Constance Reid, 92; wrote about mathematics, work in WWII bomber plant
Saturday, October 23, 2010; 11:59 PM
Constance Reid, 92, who led a venturesome life of achievement, building heavy bombers during World War II and then writing popular and penetrating studies of mathematics and mathematicians, died Oct. 14 at her home in San Francisco. She had cancer.
As a worker in a California plant that built B-24 bombers, Mrs. Reid led the life of "Rosie the Riveter," the female hero of the home front who rolled up her sleeves to produce ships, planes and tanks while men were off at war. Mrs. Reid wrote about her experience in a book republished years later by the Smithsonian Institution.
In her later life, she raised a family while publishing a stream of biographies and expository works on mathematics, from the time of the ancient Greeks to the 2oth century. One particularly well-received book told the story of her sister, Julia Robinson, a pioneering American mathematician.
Mrs. Reid also wrote "From Zero to Infinity: What Makes Numbers Interesting," "Introduction to Higher Mathematics for the General Reader" and "A Long Way from Euclid," which traced developments in mathematics to the ancient figure familiar to students of high school geometry.
The opening of that book suggests the warm and inviting way in which Mrs. Reid could lure readers into topics that might easily seem cold and forbidding: "In Ancient Greece, where modern mathematics began, there was no question among mathematicians but that the gods themselves were mathematicians too."

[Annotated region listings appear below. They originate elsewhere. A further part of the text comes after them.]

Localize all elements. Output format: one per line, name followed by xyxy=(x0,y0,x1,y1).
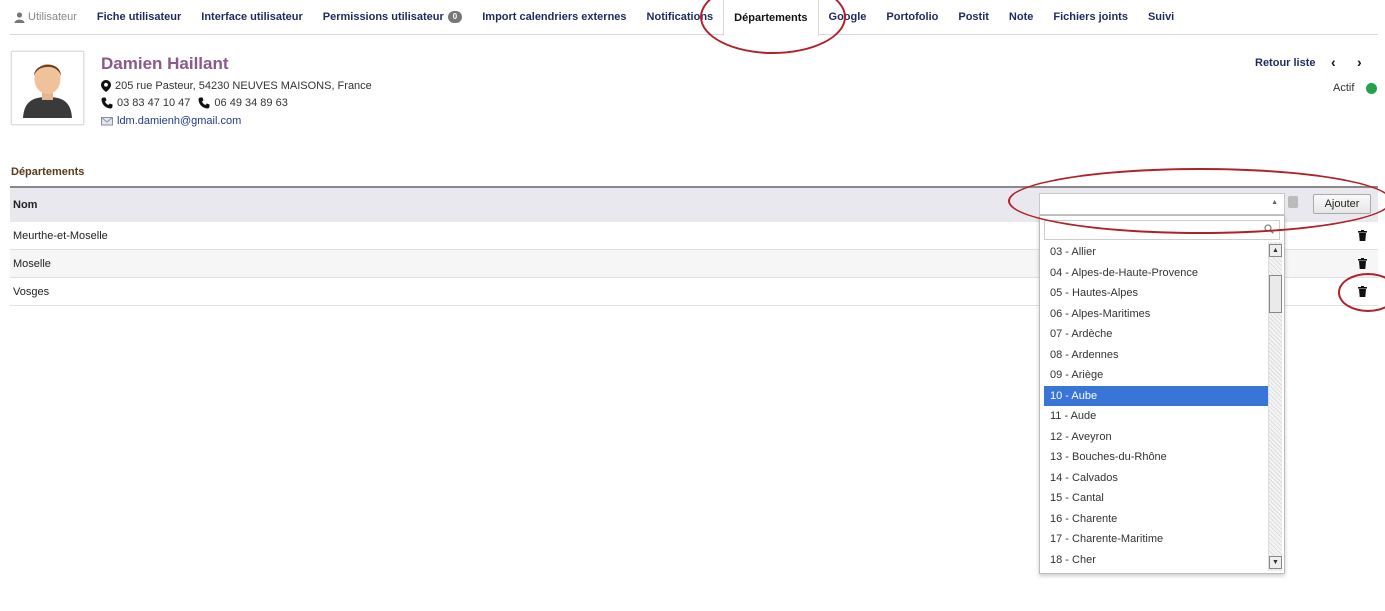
dropdown-option[interactable]: 14 - Calvados xyxy=(1044,468,1268,489)
tab-label: Note xyxy=(1008,11,1034,23)
tab-departements[interactable]: Départements xyxy=(723,0,819,36)
user-name: Damien Haillant xyxy=(101,54,229,73)
tab-label: Utilisateur xyxy=(28,11,77,23)
department-name: Meurthe-et-Moselle xyxy=(13,229,108,242)
address-line: 205 rue Pasteur, 54230 NEUVES MAISONS, F… xyxy=(101,80,372,92)
email-line: ldm.damienh@gmail.com xyxy=(101,115,241,127)
phone-line: 03 83 47 10 47 06 49 34 89 63 xyxy=(101,97,288,109)
tab-note[interactable]: Note xyxy=(999,0,1043,35)
trash-icon[interactable] xyxy=(1358,258,1367,269)
info-icon xyxy=(1288,196,1298,208)
dropdown-option[interactable]: 07 - Ardèche xyxy=(1044,324,1268,345)
user-avatar-icon xyxy=(12,52,83,124)
tab-label: Suivi xyxy=(1147,11,1175,23)
tab-label: Permissions utilisateur xyxy=(322,11,444,23)
dropdown-option[interactable]: 09 - Ariège xyxy=(1044,365,1268,386)
dropdown-option[interactable]: 03 - Allier xyxy=(1044,242,1268,263)
tab-utilisateur[interactable]: Utilisateur xyxy=(10,0,87,35)
tab-notifications[interactable]: Notifications xyxy=(637,0,724,35)
search-icon xyxy=(1264,224,1274,234)
status-label: Actif xyxy=(1333,82,1355,94)
dropdown-option[interactable]: 17 - Charente-Maritime xyxy=(1044,529,1268,550)
tab-label: Postit xyxy=(958,11,989,23)
scroll-down-icon[interactable]: ▼ xyxy=(1269,556,1282,569)
tab-bar: Utilisateur Fiche utilisateur Interface … xyxy=(10,0,1378,36)
tab-postit[interactable]: Postit xyxy=(948,0,999,35)
tab-label: Départements xyxy=(734,11,808,24)
trash-icon[interactable] xyxy=(1358,286,1367,297)
section-title: Départements xyxy=(11,166,85,178)
tab-label: Google xyxy=(828,11,867,23)
dropdown-option[interactable]: 18 - Cher xyxy=(1044,550,1268,571)
tab-label: Fiche utilisateur xyxy=(96,11,182,23)
tab-import-calendriers[interactable]: Import calendriers externes xyxy=(472,0,636,35)
dropdown-option[interactable]: 05 - Hautes-Alpes xyxy=(1044,283,1268,304)
next-arrow-icon[interactable]: › xyxy=(1357,54,1362,70)
tab-label: Notifications xyxy=(646,11,714,23)
status-dot-icon xyxy=(1366,83,1377,94)
address-text: 205 rue Pasteur, 54230 NEUVES MAISONS, F… xyxy=(115,80,372,92)
map-marker-icon xyxy=(101,80,111,92)
tab-label: Portofolio xyxy=(886,11,939,23)
column-name-header: Nom xyxy=(13,199,38,211)
dropdown-option[interactable]: 11 - Aude xyxy=(1044,406,1268,427)
dropdown-option[interactable]: 06 - Alpes-Maritimes xyxy=(1044,304,1268,325)
tab-label: Fichiers joints xyxy=(1053,11,1128,23)
department-name: Moselle xyxy=(13,257,51,270)
avatar xyxy=(11,51,84,125)
tab-label: Interface utilisateur xyxy=(201,11,303,23)
tab-label: Import calendriers externes xyxy=(482,11,627,23)
phone-1-text: 03 83 47 10 47 xyxy=(117,97,191,109)
count-badge: 0 xyxy=(447,11,463,23)
tab-suivi[interactable]: Suivi xyxy=(1138,0,1184,35)
dropdown-options: 03 - Allier 04 - Alpes-de-Haute-Provence… xyxy=(1044,242,1268,571)
scroll-up-icon[interactable]: ▲ xyxy=(1269,244,1282,257)
tab-permissions-utilisateur[interactable]: Permissions utilisateur 0 xyxy=(313,0,473,35)
dropdown-scrollbar[interactable]: ▲ ▼ xyxy=(1268,242,1282,571)
department-select[interactable]: ▲ xyxy=(1039,193,1285,215)
user-icon xyxy=(14,11,25,23)
chevron-up-icon: ▲ xyxy=(1271,199,1278,206)
dropdown-option[interactable]: 15 - Cantal xyxy=(1044,488,1268,509)
add-department-button[interactable]: Ajouter xyxy=(1313,194,1371,214)
trash-icon[interactable] xyxy=(1358,230,1367,241)
dropdown-search-input[interactable] xyxy=(1044,220,1280,240)
phone-2-text: 06 49 34 89 63 xyxy=(214,97,288,109)
dropdown-option[interactable]: 12 - Aveyron xyxy=(1044,427,1268,448)
previous-arrow-icon[interactable]: ‹ xyxy=(1331,54,1336,70)
tab-fichiers-joints[interactable]: Fichiers joints xyxy=(1043,0,1138,35)
phone-icon xyxy=(198,97,210,109)
tab-google[interactable]: Google xyxy=(819,0,877,35)
phone-icon xyxy=(101,97,113,109)
dropdown-option[interactable]: 08 - Ardennes xyxy=(1044,345,1268,366)
dropdown-option-selected[interactable]: 10 - Aube xyxy=(1044,385,1268,406)
back-to-list-link[interactable]: Retour liste xyxy=(1255,57,1316,69)
tab-fiche-utilisateur[interactable]: Fiche utilisateur xyxy=(87,0,191,35)
envelope-icon xyxy=(101,117,113,126)
dropdown-option[interactable]: 04 - Alpes-de-Haute-Provence xyxy=(1044,263,1268,284)
scrollbar-thumb[interactable] xyxy=(1269,275,1282,313)
department-dropdown: 03 - Allier 04 - Alpes-de-Haute-Provence… xyxy=(1039,215,1285,574)
dropdown-option[interactable]: 13 - Bouches-du-Rhône xyxy=(1044,447,1268,468)
tab-interface-utilisateur[interactable]: Interface utilisateur xyxy=(191,0,312,35)
email-link[interactable]: ldm.damienh@gmail.com xyxy=(117,115,241,127)
department-name: Vosges xyxy=(13,285,50,298)
tab-portofolio[interactable]: Portofolio xyxy=(876,0,948,35)
dropdown-option[interactable]: 16 - Charente xyxy=(1044,509,1268,530)
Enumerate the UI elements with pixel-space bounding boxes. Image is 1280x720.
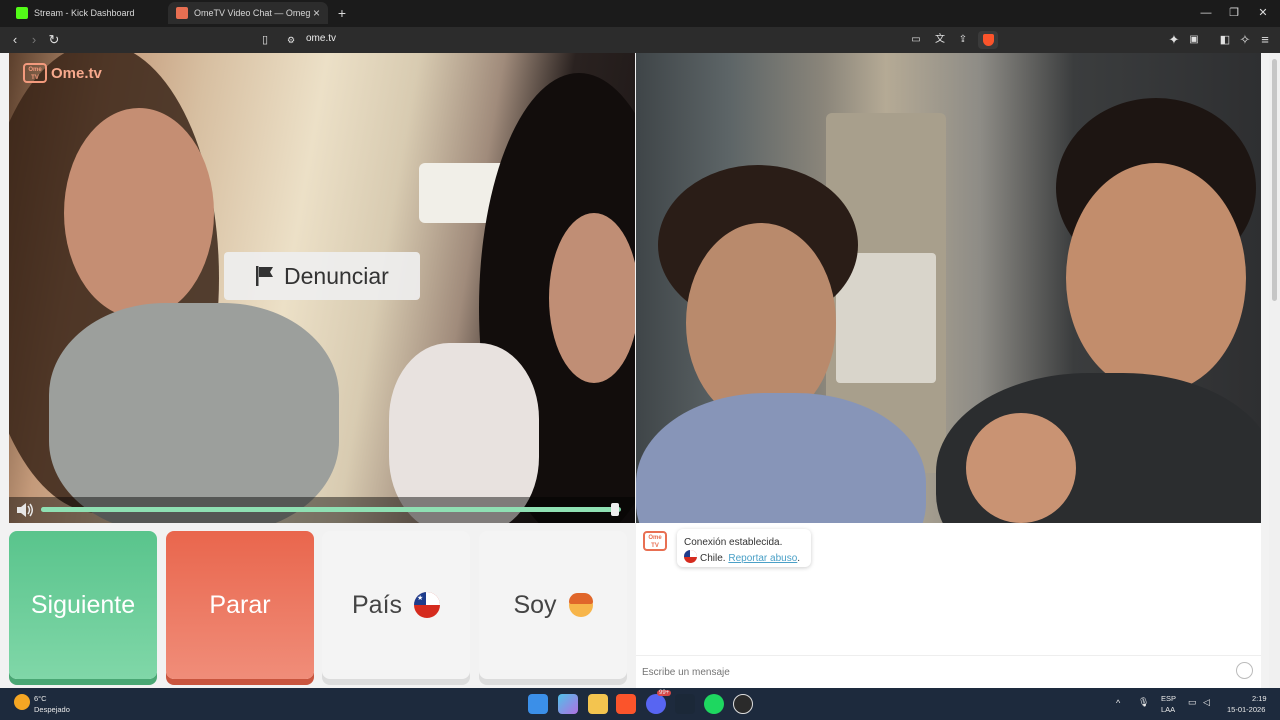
video-shape: [389, 343, 539, 523]
page-scrollbar[interactable]: [1269, 53, 1280, 688]
translate-icon[interactable]: 文: [931, 31, 949, 49]
report-abuse-link[interactable]: Reportar abuso: [728, 553, 797, 564]
video-shape: [549, 213, 635, 383]
reload-icon[interactable]: ↻: [45, 31, 63, 49]
forward-icon[interactable]: ›: [25, 31, 43, 49]
chile-flag-icon: ★: [414, 592, 441, 618]
volume-slider[interactable]: [41, 503, 621, 516]
menu-icon[interactable]: ≡: [1256, 31, 1274, 49]
site-info-icon[interactable]: ⚙: [282, 31, 300, 49]
language-code[interactable]: ESP: [1161, 694, 1176, 703]
volume-icon[interactable]: ◁: [1203, 697, 1210, 708]
chat-input-row: [636, 655, 1261, 686]
country-button[interactable]: País ★: [322, 531, 470, 679]
connection-status: Conexión establecida.: [684, 537, 783, 548]
weather-icon[interactable]: [14, 694, 30, 710]
report-button[interactable]: Denunciar: [224, 252, 420, 300]
speaker-icon[interactable]: [15, 502, 35, 518]
clock-date: 15-01-2026: [1227, 705, 1266, 714]
notification-badge: 99+: [657, 690, 672, 696]
clock-time[interactable]: 2:19: [1252, 694, 1267, 703]
tab-ometv[interactable]: OmeTV Video Chat — Omeg ×: [168, 2, 328, 24]
chat-panel: Ome TV Conexión establecida. Chile. Repo…: [636, 523, 1261, 688]
report-suffix: .: [797, 553, 801, 564]
country-name: Chile.: [700, 553, 726, 564]
extensions-icon[interactable]: ✦: [1165, 31, 1183, 49]
video-shape: [64, 108, 214, 318]
scrollbar-thumb[interactable]: [1272, 59, 1277, 301]
brave-shields-icon[interactable]: [978, 31, 998, 49]
boy-face-icon: [568, 593, 593, 617]
close-window-button[interactable]: ✕: [1253, 4, 1273, 22]
spotify-icon[interactable]: [704, 694, 724, 714]
video-shape: [49, 303, 339, 523]
video-shape: [1066, 163, 1246, 393]
cast-icon[interactable]: ▭: [907, 31, 925, 49]
tab-kick-dashboard[interactable]: Stream - Kick Dashboard: [8, 2, 166, 24]
country-label: País: [351, 590, 403, 619]
system-message: Conexión establecida. Chile. Reportar ab…: [677, 529, 811, 567]
tab-strip: Stream - Kick Dashboard OmeTV Video Chat…: [0, 0, 1280, 27]
gender-button[interactable]: Soy: [479, 531, 627, 679]
close-tab-icon[interactable]: ×: [313, 6, 320, 20]
stranger-video: Ome TV Ome.tv Denunciar: [9, 53, 635, 523]
volume-bar: [9, 497, 635, 523]
app-icon[interactable]: [733, 694, 753, 714]
maximize-button[interactable]: ❐: [1224, 4, 1244, 22]
windows-taskbar: 6°C Despejado 99+ ^ 🎙 ESP LAA ▭ ◁ 2:19 1…: [0, 688, 1280, 720]
keyboard-layout: LAA: [1161, 705, 1176, 714]
windows-start-icon[interactable]: [528, 694, 548, 714]
copilot-icon[interactable]: [558, 694, 578, 714]
next-label: Siguiente: [30, 590, 136, 619]
weather-desc: Despejado: [34, 705, 70, 714]
flag-icon: [256, 266, 273, 286]
message-input[interactable]: [642, 663, 1222, 681]
file-explorer-icon[interactable]: [588, 694, 608, 714]
share-icon[interactable]: ⇪: [954, 31, 972, 49]
kick-icon: [16, 7, 28, 19]
report-label: Denunciar: [284, 262, 389, 289]
ometv-page: Ome TV Ome.tv Denunciar Siguiente Parar …: [0, 53, 1280, 688]
chile-flag-icon: [684, 550, 697, 563]
ometv-avatar-icon: Ome TV: [643, 531, 667, 551]
volume-handle[interactable]: [611, 503, 620, 516]
address-bar[interactable]: ome.tv: [306, 33, 336, 44]
microphone-icon[interactable]: 🎙: [1138, 697, 1149, 708]
ometv-favicon-icon: [176, 7, 188, 19]
volume-fill: [41, 507, 616, 512]
brave-browser-icon[interactable]: [616, 694, 636, 714]
minimize-button[interactable]: —: [1196, 4, 1216, 22]
steam-icon[interactable]: [675, 694, 695, 714]
logo-text: Ome.tv: [51, 64, 102, 82]
video-shape: [966, 413, 1076, 523]
gender-label: Soy: [513, 590, 557, 619]
bookmark-icon[interactable]: ▯: [256, 31, 274, 49]
discord-icon[interactable]: [646, 694, 666, 714]
back-icon[interactable]: ‹: [6, 31, 24, 49]
ometv-logo: Ome TV Ome.tv: [23, 63, 102, 83]
sidebar-icon[interactable]: ◧: [1216, 31, 1234, 49]
ometv-tv-icon: Ome TV: [23, 63, 47, 83]
wallet-icon[interactable]: ▣: [1185, 31, 1203, 49]
tab-title: Stream - Kick Dashboard: [34, 8, 135, 18]
next-button[interactable]: Siguiente: [9, 531, 157, 679]
new-tab-button[interactable]: +: [332, 4, 352, 22]
weather-temp: 6°C: [34, 694, 47, 703]
stop-label: Parar: [209, 590, 271, 619]
tray-chevron-icon[interactable]: ^: [1116, 698, 1120, 708]
leo-ai-icon[interactable]: ✧: [1236, 31, 1254, 49]
emoji-icon[interactable]: [1236, 662, 1253, 679]
browser-toolbar: ‹ › ↻ ▯ ⚙ ome.tv ▭ 文 ⇪ ✦ ▣ ◧ ✧ ≡: [0, 27, 1280, 53]
stop-button[interactable]: Parar: [166, 531, 314, 679]
tab-title: OmeTV Video Chat — Omeg: [194, 8, 311, 18]
network-icon[interactable]: ▭: [1188, 697, 1197, 708]
country-line: Chile. Reportar abuso.: [684, 550, 804, 566]
self-video: [636, 53, 1261, 523]
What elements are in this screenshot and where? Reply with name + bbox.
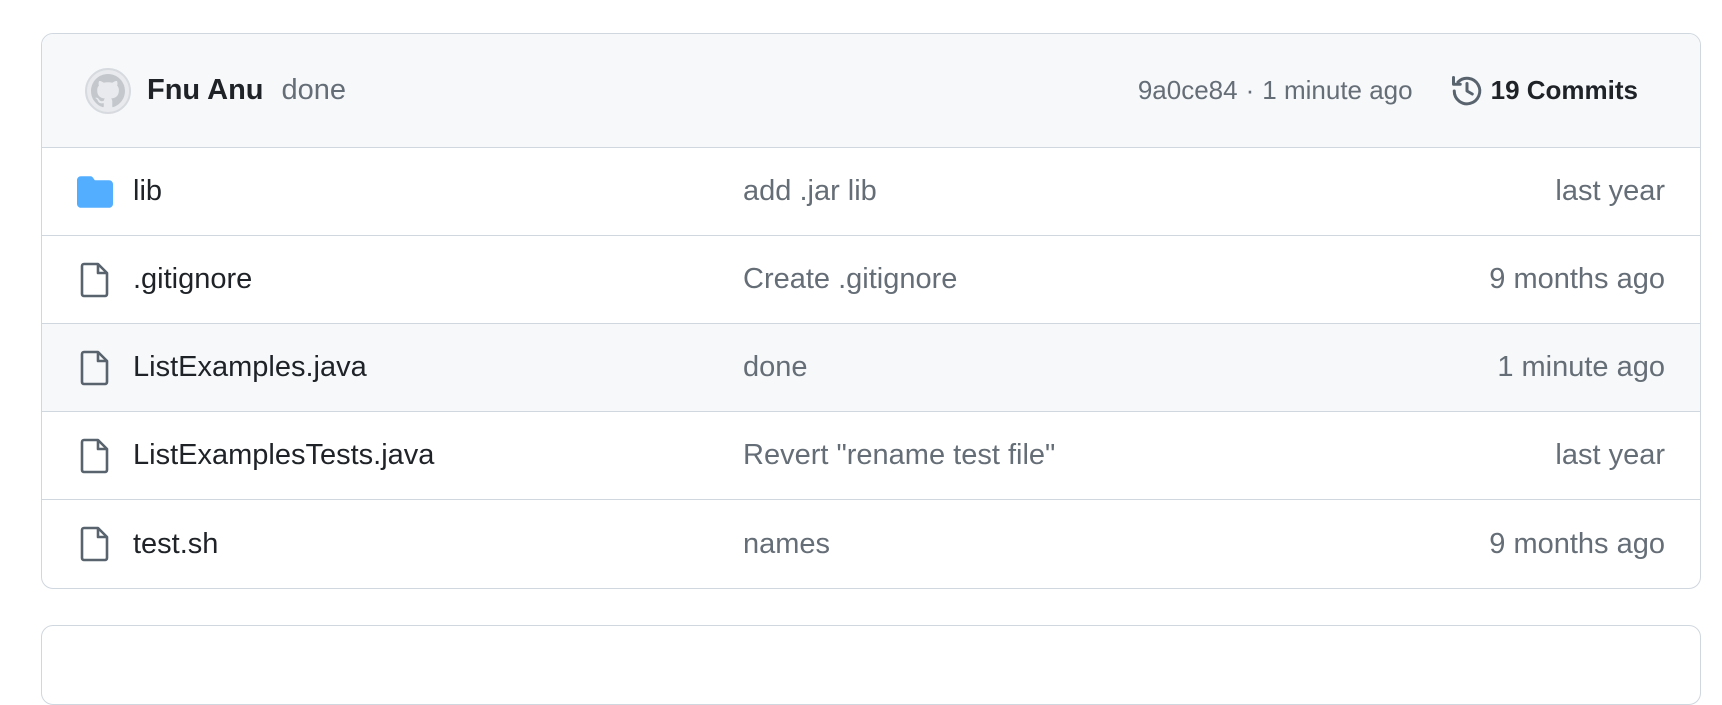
commit-time: 1 minute ago: [1262, 75, 1413, 105]
file-row-gitignore[interactable]: .gitignore Create .gitignore 9 months ag…: [42, 236, 1700, 324]
readme-panel: [41, 625, 1701, 705]
file-age: last year: [1555, 175, 1665, 207]
file-icon: [75, 438, 115, 474]
author-avatar[interactable]: [85, 67, 131, 114]
file-name[interactable]: ListExamples.java: [133, 351, 743, 384]
commit-author[interactable]: Fnu Anu: [147, 74, 264, 107]
github-octocat-icon: [91, 73, 125, 107]
commits-count-label: 19 Commits: [1490, 75, 1638, 105]
file-name[interactable]: .gitignore: [133, 263, 743, 296]
meta-separator: ·: [1245, 75, 1255, 105]
file-age: 1 minute ago: [1497, 351, 1665, 383]
folder-icon: [75, 175, 115, 208]
file-row-test-sh[interactable]: test.sh names 9 months ago: [42, 500, 1700, 588]
file-icon: [75, 526, 115, 562]
file-icon: [75, 350, 115, 386]
file-row-listexamples[interactable]: ListExamples.java done 1 minute ago: [42, 324, 1700, 412]
file-commit-message[interactable]: Create .gitignore: [743, 263, 1489, 296]
commit-message[interactable]: done: [282, 74, 347, 107]
file-name[interactable]: ListExamplesTests.java: [133, 439, 743, 472]
commit-meta: 9a0ce84 · 1 minute ago: [1138, 75, 1413, 106]
file-name[interactable]: lib: [133, 175, 743, 208]
file-row-listexamplestests[interactable]: ListExamplesTests.java Revert "rename te…: [42, 412, 1700, 500]
file-commit-message[interactable]: add .jar lib: [743, 175, 1555, 208]
file-age: 9 months ago: [1489, 263, 1665, 295]
file-icon: [75, 262, 115, 298]
file-age: last year: [1555, 439, 1665, 471]
file-commit-message[interactable]: names: [743, 528, 1489, 561]
file-row-lib[interactable]: lib add .jar lib last year: [42, 148, 1700, 236]
file-name[interactable]: test.sh: [133, 528, 743, 561]
commits-history-link[interactable]: 19 Commits: [1449, 73, 1638, 109]
file-commit-message[interactable]: done: [743, 351, 1497, 384]
file-browser: Fnu Anu done 9a0ce84 · 1 minute ago 19 C…: [41, 33, 1701, 589]
file-age: 9 months ago: [1489, 527, 1665, 560]
file-commit-message[interactable]: Revert "rename test file": [743, 439, 1555, 472]
latest-commit-header: Fnu Anu done 9a0ce84 · 1 minute ago 19 C…: [42, 34, 1700, 148]
history-icon: [1451, 75, 1481, 105]
commit-sha[interactable]: 9a0ce84: [1138, 75, 1238, 106]
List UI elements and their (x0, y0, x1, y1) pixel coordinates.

She concluded: "It is the hope of the author that the reader of this book will be able to glimpse through his own misty memories of Euclid's geometry the outline of some of the more imposing edifices of modern mathematics."
Martin Gardner, a celebrated popularizer of mathematics, wrote that "no one today writes about mathematics and mathematicians with more grace, knowledge, skill and clarity" than Mrs. Reid.
She also tackled the lives of mathematicians and statisticians whose careers were little known to untrained outsiders: David Hilbert, Richard Courant and Jerzy Neyman.
The book about her sister, "Julia: A Life in Mathematics," is known as an autobiography, but Mrs. Reid is widely regarded as having written it, based on interviews with her sister.
Mrs. Reid was fond of quoting a question that her vexed stepmother asked about her sister: "What are we going to do with a girl like that?"
Mrs. Reid was prominently featured in a 2008 documentary about her sister's life, "Julia Robinson and Hilbert's Tenth Problem."
Constance Bowman was born in St. Louis on Jan. 3, 1918. After her mother died, Mrs. Reid and her sister were sent to live with a grandmother in Arizona. The family later moved to California, where both sisters graduated from San Diego State University. Mrs. Reid received a master's degree in education from the University of California at Berkeley in 1949.